Plataforma de informação, artigos e notícias sobre temas socioambientais

Artigo

Barra Grande: politização da Justiça e confisco dos interesses difusos, por por Ana Candida Echevenguá e Christian Guy Caubet

A sociedade precisa ser melhor informada sobre o escândalo que envolve o caso da Usina Hidrelétrica de Barra Grande, em construção no rio Pelotas (limites entre Rio Grande do Sul e Santa Catarina). Um Termo de Ajuste de Conduta, por muitos reputado criminoso, autorizou o corte da Mata Atlântica.

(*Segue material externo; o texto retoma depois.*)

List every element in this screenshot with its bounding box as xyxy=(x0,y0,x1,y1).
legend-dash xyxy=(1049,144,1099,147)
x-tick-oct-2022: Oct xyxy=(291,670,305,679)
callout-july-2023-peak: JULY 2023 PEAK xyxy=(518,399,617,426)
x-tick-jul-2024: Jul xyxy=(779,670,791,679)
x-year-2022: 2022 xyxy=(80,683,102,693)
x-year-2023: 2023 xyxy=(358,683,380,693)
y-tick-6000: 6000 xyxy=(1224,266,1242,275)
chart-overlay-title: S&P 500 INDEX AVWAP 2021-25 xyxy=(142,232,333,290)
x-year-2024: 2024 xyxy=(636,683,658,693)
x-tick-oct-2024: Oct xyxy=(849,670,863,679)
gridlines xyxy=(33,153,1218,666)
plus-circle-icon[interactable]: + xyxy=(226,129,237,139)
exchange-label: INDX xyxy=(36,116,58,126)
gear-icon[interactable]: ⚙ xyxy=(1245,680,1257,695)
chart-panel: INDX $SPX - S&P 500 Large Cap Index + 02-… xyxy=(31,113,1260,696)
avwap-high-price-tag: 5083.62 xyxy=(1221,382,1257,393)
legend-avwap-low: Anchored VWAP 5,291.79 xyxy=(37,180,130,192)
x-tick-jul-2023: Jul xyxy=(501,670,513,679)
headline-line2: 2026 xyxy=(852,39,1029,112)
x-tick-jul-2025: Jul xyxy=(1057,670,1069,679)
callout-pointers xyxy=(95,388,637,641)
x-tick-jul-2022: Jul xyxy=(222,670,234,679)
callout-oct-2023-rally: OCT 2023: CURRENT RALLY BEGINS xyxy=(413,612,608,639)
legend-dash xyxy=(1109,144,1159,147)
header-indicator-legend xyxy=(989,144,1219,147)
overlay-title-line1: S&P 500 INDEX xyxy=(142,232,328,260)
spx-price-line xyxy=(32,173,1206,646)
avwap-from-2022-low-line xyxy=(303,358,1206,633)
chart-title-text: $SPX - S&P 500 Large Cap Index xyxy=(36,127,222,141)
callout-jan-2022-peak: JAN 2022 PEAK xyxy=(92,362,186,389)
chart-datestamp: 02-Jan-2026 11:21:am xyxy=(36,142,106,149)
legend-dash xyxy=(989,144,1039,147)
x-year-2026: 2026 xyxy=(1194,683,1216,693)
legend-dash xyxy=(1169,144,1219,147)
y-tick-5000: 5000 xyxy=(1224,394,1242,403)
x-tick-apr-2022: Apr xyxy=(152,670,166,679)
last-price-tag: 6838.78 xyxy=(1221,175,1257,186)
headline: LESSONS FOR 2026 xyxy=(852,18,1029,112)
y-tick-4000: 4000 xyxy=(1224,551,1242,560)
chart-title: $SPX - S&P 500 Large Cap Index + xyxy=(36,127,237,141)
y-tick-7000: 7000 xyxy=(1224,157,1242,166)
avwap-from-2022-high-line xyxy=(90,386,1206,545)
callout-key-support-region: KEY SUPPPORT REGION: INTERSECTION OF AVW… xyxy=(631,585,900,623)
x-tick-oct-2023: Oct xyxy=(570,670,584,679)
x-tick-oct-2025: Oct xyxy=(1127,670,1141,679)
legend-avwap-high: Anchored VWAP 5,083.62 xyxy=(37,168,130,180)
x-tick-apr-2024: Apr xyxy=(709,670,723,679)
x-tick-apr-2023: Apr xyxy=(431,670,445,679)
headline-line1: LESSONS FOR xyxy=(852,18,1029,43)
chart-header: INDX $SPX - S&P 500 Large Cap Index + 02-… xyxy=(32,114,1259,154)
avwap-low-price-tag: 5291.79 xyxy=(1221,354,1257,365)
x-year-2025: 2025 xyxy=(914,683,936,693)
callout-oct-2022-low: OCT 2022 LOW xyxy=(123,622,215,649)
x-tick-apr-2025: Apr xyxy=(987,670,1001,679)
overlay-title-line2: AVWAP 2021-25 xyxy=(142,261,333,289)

O Poder Judiciário, provocado, está moroso; as ações civis públicas ajuizadas estão à espera de uma decisão do Tribunal Regional Federal da 4ª Região (Porto Alegre), do qual sequer recebemos alguma indicação sobre o fato de saber quem é competente para decidir sobre o caso. Pois que NINGUÉM quer ser competente para decidir sobre um caso que evidencia a cumplicidade da administração pública com a devastação ambiental. A imprensa calou sobre o assunto. A sociedade continua passiva diante da derrubada das árvores.

Para entender o caso

Foi ajuizada, em setembro de 2004, em Florianópolis, uma Ação Civil Pública buscando a nulidade do processo de licenciamento ambiental da usina hidroelétrica (UHE) de Barra Grande. A decisão liminar deferida neste processo – proferida pelo juiz federal Osni Cardoso Filho nos autos do processo 2004.72.00.013781-9 – suspendeu a autorização de desmatamento da área para a constituição do lago de represamento da água da barragem. Os réus atacaram-na por meio dos recursos legais disponíveis! Tanto a Advocacia Geral da União, terrivelmente rápida em defender as iniciativas predadoras dos empreendedores particulares contra os interesses da sociedade brasileira, como a própria União, obtiveram, em novembro de 2004, perante o Tribunal Regional Federal da Quarta Região, a suspensão da decisão liminar acima citada. Esta suspensão determinada pelo juízo de segundo grau continua – até hoje – surtindo efeitos jurídicos enquanto não acontece o julgamento de forma definitiva.

De modo que a devastação se efetua com base em decisão de justiça que encobre uma omissão da mesma Justiça. Não consegue pronunciar-se sobre o único assunto que interessa: barrar a construção de Barra Grande, enquanto não se regulariza a situação. E sabemos que é impossível regularizar um crime ambiental para viabilizar o empreendimento. Desde então, sabemos que o TRF4 considera a questão relevante. Ocorre que a medida liminar foi deferida por um juízo considerado incompetente. Mas ainda não sabemos quem tem a competência para decidir sobre o caso Barra Grande e quando o TRF4 apresentará sua decisão definitiva.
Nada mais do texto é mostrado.